B. Sanín Cano, « Remy de Gourmont et l'Amérique latine »,
Revue de l'Amérique latine n°II, 1er novembre 1922, pp. 226-227


Remy de Gourmont et l'Amérique Latine (1)

On a tout dit sur la généreuse activité de Remy de Gourmont, sur le sens cultural de son œuvre, sur le merveilleux développement de sa pensée, sur les lointaines affinités de son instinct nettement français appartenant au lignage intellectuel de Montaigne, Descartes, Bayle, Voltaire, Renan. En qualité d'Américain du sud et de représentant de La Nación de Buenos-Aires, où Remy de Gourmont eut l'occasion d'exprimer sa manière si originale de comprendre les hommes et la vie, j'espère qu'il me sera permis de dire dans une langue qui n'est pas la mienne l'influence du grand penseur français sur la jeunesse littéraire sud-américaine du début de ce siècle et de la fin du siècle passé. Aucun écrivain contemporain n'exerça sur l'intelligence américaine d'origine latine la douce, la bienfaisante, la très grande et la très profonde influence de Remy de Gourmont. Les grandes idées de l'époque nous parvinrent reflétées par le cristal vénitien de cette haute intelligence. Nous apprîmes par lui à connaître, non seulement les formes de l'art nouveau dont commençait à rêver la jeunesse française, mais également ce qu'il y avait d'original et de digne d'attention dans l'art et la littérature des autres pays européens. Il fut un excitant cérébral qui, au contraire des médecines et des distillations qui ont ce but, agissait d'une façon salutaire sur ceux qui accueillaient son régime. Nombre d'entre nous rectifièrent dans ses livres leur notion de l'existence. Nous tirâmes des forces vives pour créer l'œuvre nécessaire de notre rénovation.

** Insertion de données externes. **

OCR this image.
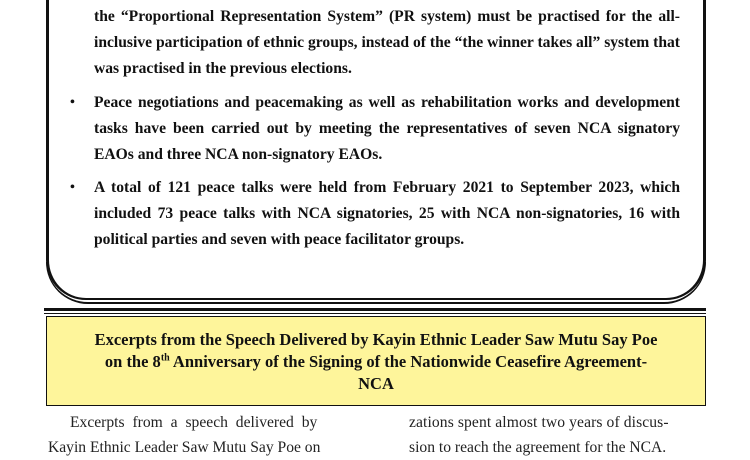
the “Proportional Representation System” (PR system) must be practised for the all-inclusive participation of ethnic groups, instead of the “the winner takes all” system that was practised in the previous elections.
• Peace negotiations and peacemaking as well as rehabilitation works and development tasks have been carried out by meeting the representatives of seven NCA signatory EAOs and three NCA non-signatory EAOs.
• A total of 121 peace talks were held from February 2021 to September 2023, which included 73 peace talks with NCA signatories, 25 with NCA non-signatories, 16 with political parties and seven with peace facilitator groups.
Excerpts from the Speech Delivered by Kayin Ethnic Leader Saw Mutu Say Poe
on the 8th Anniversary of the Signing of the Nationwide Ceasefire Agreement-
NCA
Excerpts from a speech delivered by
Kayin Ethnic Leader Saw Mutu Say Poe on
zations spent almost two years of discus-
sion to reach the agreement for the NCA.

Nous lui devons une reconnaissance raisonnée. Les hommes de lettres de ma génération, différents en cela de la plupart des écrivains des autres époques, reconnaissaient l'influence de Gourmont au lieu de la cacher comme une tare inavouable.

Nous lui devons notre reconnaissance parce qu'il nous fit un... Chemin de Velours pour combattre le Monsieur qui ne comprend pas, espèce littéraire qu'il contribua à définir le premier et à isoler ensuite pour la rendre moins dangereuse. Nous devons également au Maître de nous avoir révélé dans les Masques les aspects les plus nouveaux et plus beaux de ce Jardin et de cette forêt enchantés que furent la prose et la poésie françaises d'il y a trente ans ; parce que dans La culture des idées il nous offrit la discipline excellente, la richesse fastueuse de pensée qui était nécessaire alors pour ne pas perdre la tête en assistant à la révision inévitable de toutes les valeurs. Nous lui devons de nous avoir révélé dans plusieurs de ses livres les trésors inépuisables de beauté et d'harmonie que renferme la langue française, cette langue sobre, claire, docile et flexible qui bien qu'elle ne soit pas la nôtre forme un des liens inébranlables qui nous unissent à la civilisation d'Occident. Cette petite ville couverte aujourd'hui de festons, d'oriflammes et de guirlandes rappelle la prédilection de Gourmont pour les aspects vigoureux de l'existence. Coutances est orgueilleuse de son fils et ce jardin public, qui pourrait être l'ornement d'une grande capitale, dit l'influence de cette âme d'artiste, de cet amant passionné de la nature, sur les habitants de sa ville natale.

Mme Suzanne de Gourmont, qui a fixé en lignes hiératiques et sobres les traits les plus dignes de ce visage où semble revivre l'esprit des temps, a lié son nom à celui d'une gloire française.

Je n'oublierai jamais la délicieuse sensation d'art qui émut mon esprit en contemplant, reflété par le miroir tranquille de l'étang, à côté des fleurs de lotus et entre les éclairs d'or et d'argent que décrivaient les poissons au fond de l'eau, cette figure si lumineuse, noble et bénévole qui semble destinée par la déesse de l'intelligence à faire connaître à la postérité les enchantements indéfinissables du mal exquis de penser ; et je remercie M. Jean de Gourmont qui continue les traditions de son illustre frère de m'avoir, en m'invitant aux fêtes de Coutances, donné l'occasion d'exprimer une admiration depuis longtemps très vive en moi.

(1) Discours inédit prononcé par M. Sanín Cano au banquet organisé à Coutances pour fêter le Monument à Remy de Gourmont.